Glucocorticoid hormone (cortisol) affects axonal transport in human cortex neurons but shows resistance in Alzheimer's disease.

1 The changes of tissue sensitivity to glucocorticoids are associated with many pathological states including neurological diseases. In the present study, using a novel in vitro post-mortem tracing method on human brain slices, we demonstrated that cortisol, a major glucocorticoid hormone in humans, affected axonal transport both in the cortex neurons in four Alzheimer's disease (AD) patients and four nondemented controls. 2 Cortisol appeared to affect axonal transport of prefrontal cortex (PFC) and temporal cortex (TC) neurons in AD patients and controls in a dose-dependent way at concentrations of 30, 60, 120 and 240 microg dl(-1). 3 Higher doses of cortisol were needed for TC neurons to achieve a similar axonal transport effect as obtained in PFC neurons in AD patients.
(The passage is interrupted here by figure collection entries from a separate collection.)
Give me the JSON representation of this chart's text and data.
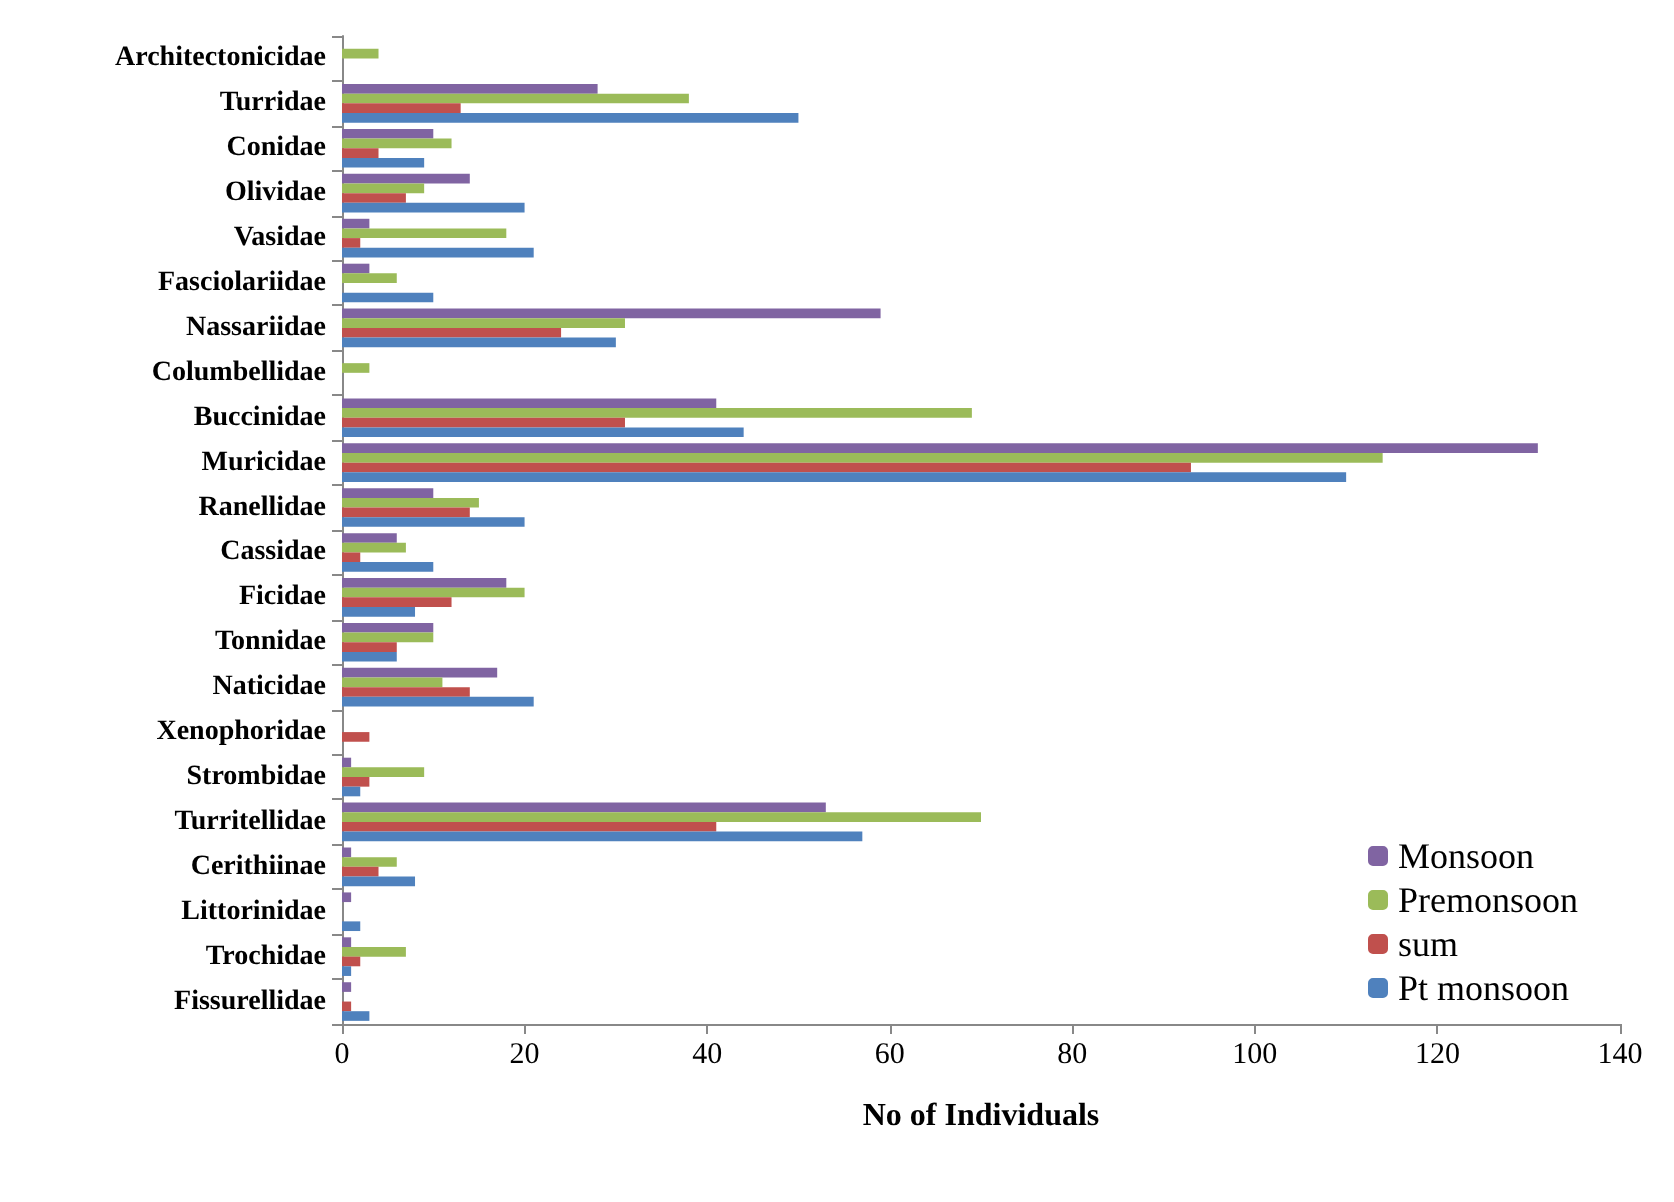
{
  "chart_data": {
    "type": "bar",
    "orientation": "horizontal",
    "xlabel": "No of Individuals",
    "categories": [
      "Architectonicidae",
      "Turridae",
      "Conidae",
      "Olividae",
      "Vasidae",
      "Fasciolariidae",
      "Nassariidae",
      "Columbellidae",
      "Buccinidae",
      "Muricidae",
      "Ranellidae",
      "Cassidae",
      "Ficidae",
      "Tonnidae",
      "Naticidae",
      "Xenophoridae",
      "Strombidae",
      "Turritellidae",
      "Cerithiinae",
      "Littorinidae",
      "Trochidae",
      "Fissurellidae"
    ],
    "series": [
      {
        "name": "Monsoon",
        "color": "#8064a2",
        "values": [
          0,
          28,
          10,
          14,
          3,
          3,
          59,
          0,
          41,
          131,
          10,
          6,
          18,
          10,
          17,
          0,
          1,
          53,
          1,
          1,
          1,
          1
        ]
      },
      {
        "name": "Premonsoon",
        "color": "#9bbb59",
        "values": [
          4,
          38,
          12,
          9,
          18,
          6,
          31,
          3,
          69,
          114,
          15,
          7,
          20,
          10,
          11,
          0,
          9,
          70,
          6,
          0,
          7,
          0
        ]
      },
      {
        "name": "sum",
        "color": "#c0504d",
        "values": [
          0,
          13,
          4,
          7,
          2,
          0,
          24,
          0,
          31,
          93,
          14,
          2,
          12,
          6,
          14,
          3,
          3,
          41,
          4,
          0,
          2,
          1
        ]
      },
      {
        "name": "Pt monsoon",
        "color": "#4f81bd",
        "values": [
          0,
          50,
          9,
          20,
          21,
          10,
          30,
          0,
          44,
          110,
          20,
          10,
          8,
          6,
          21,
          0,
          2,
          57,
          8,
          2,
          1,
          3
        ]
      }
    ],
    "xlim": [
      0,
      140
    ],
    "xticks": [
      0,
      20,
      40,
      60,
      80,
      100,
      120,
      140
    ],
    "grid": false,
    "legend": "bottom right"
  }
}
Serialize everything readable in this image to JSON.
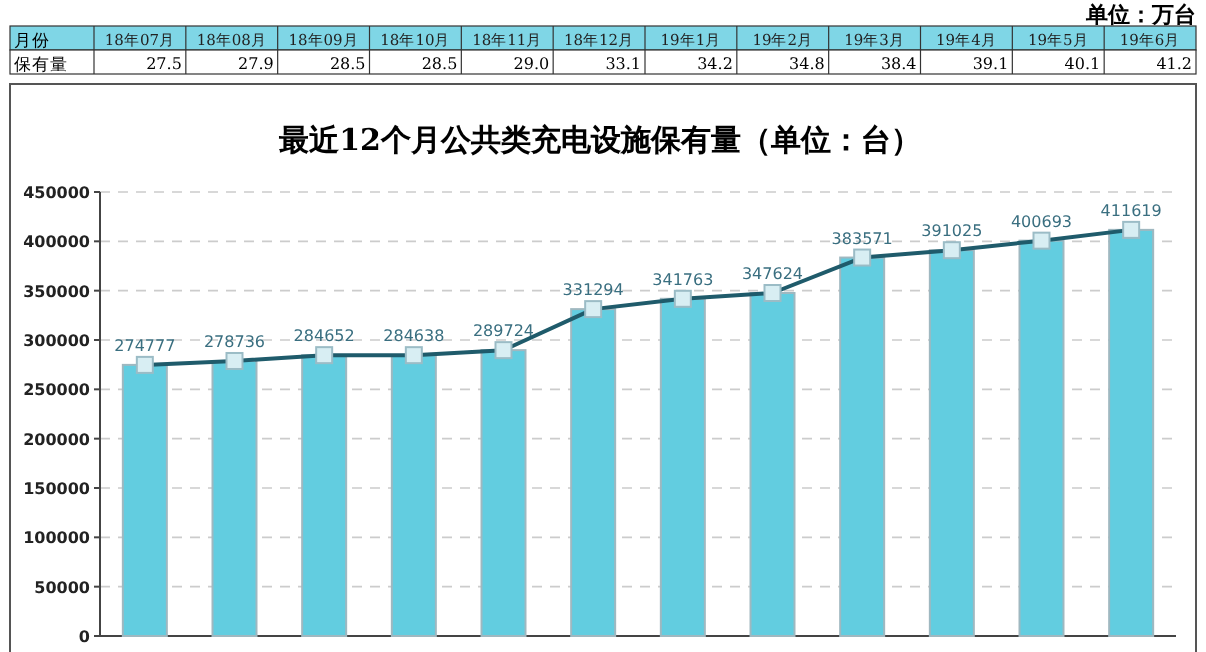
{
  "chart_data": [
    {
      "type": "other",
      "title": "单位：万台",
      "xlabel": "月份",
      "categories": [
        "18年07月",
        "18年08月",
        "18年09月",
        "18年10月",
        "18年11月",
        "18年12月",
        "19年1月",
        "19年2月",
        "19年3月",
        "19年4月",
        "19年5月",
        "19年6月"
      ],
      "series": [
        {
          "name": "保有量",
          "values": [
            27.5,
            27.9,
            28.5,
            28.5,
            29.0,
            33.1,
            34.2,
            34.8,
            38.4,
            39.1,
            40.1,
            41.2
          ],
          "value_labels": [
            "27.5",
            "27.9",
            "28.5",
            "28.5",
            "29.0",
            "33.1",
            "34.2",
            "34.8",
            "38.4",
            "39.1",
            "40.1",
            "41.2"
          ]
        }
      ]
    },
    {
      "type": "bar",
      "title": "最近12个月公共类充电设施保有量（单位：台）",
      "categories": [
        null,
        null,
        null,
        null,
        null,
        null,
        null,
        null,
        null,
        null,
        null,
        null
      ],
      "series": [
        {
          "type": "bar",
          "color": "#62cde0",
          "values": [
            274777,
            278736,
            284652,
            284638,
            289724,
            331294,
            341763,
            347624,
            383571,
            391025,
            400693,
            411619
          ]
        },
        {
          "type": "line",
          "color": "#1f5b6b",
          "marker": "square",
          "values": [
            274777,
            278736,
            284652,
            284638,
            289724,
            331294,
            341763,
            347624,
            383571,
            391025,
            400693,
            411619
          ],
          "value_labels": [
            "274777",
            "278736",
            "284652",
            "284638",
            "289724",
            "331294",
            "341763",
            "347624",
            "383571",
            "391025",
            "400693",
            "411619"
          ]
        }
      ],
      "ylim": [
        0,
        450000
      ],
      "yticks": [
        0,
        50000,
        100000,
        150000,
        200000,
        250000,
        300000,
        350000,
        400000,
        450000
      ],
      "grid": "y"
    }
  ]
}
The maximum effect (Emax) on axonal transport was achieved in PFC slices at relatively low contraction (30-120 microg dl(-1)), while in TC slices, a maximum effect was only reached at relatively high concentrations (120-240 microg dl(-1)). 4 For PFC and TC slices from nondemented aging subjects, lower doses of cortisol (30-60 microg dl(-1)) on axonal transport were sufficient to achieve the maximum effect as compared to those used in AD brain slices, while levels of more than 60 microg dl(-1) of cortisol mostly depressed axonal transport. 5 These results suggest that glucocorticoid resistance, which is thought to contribute to the pathogenesis of a number of common human disorders, may exist in AD brains and play an important role in neuropathological mechanisms and dementia.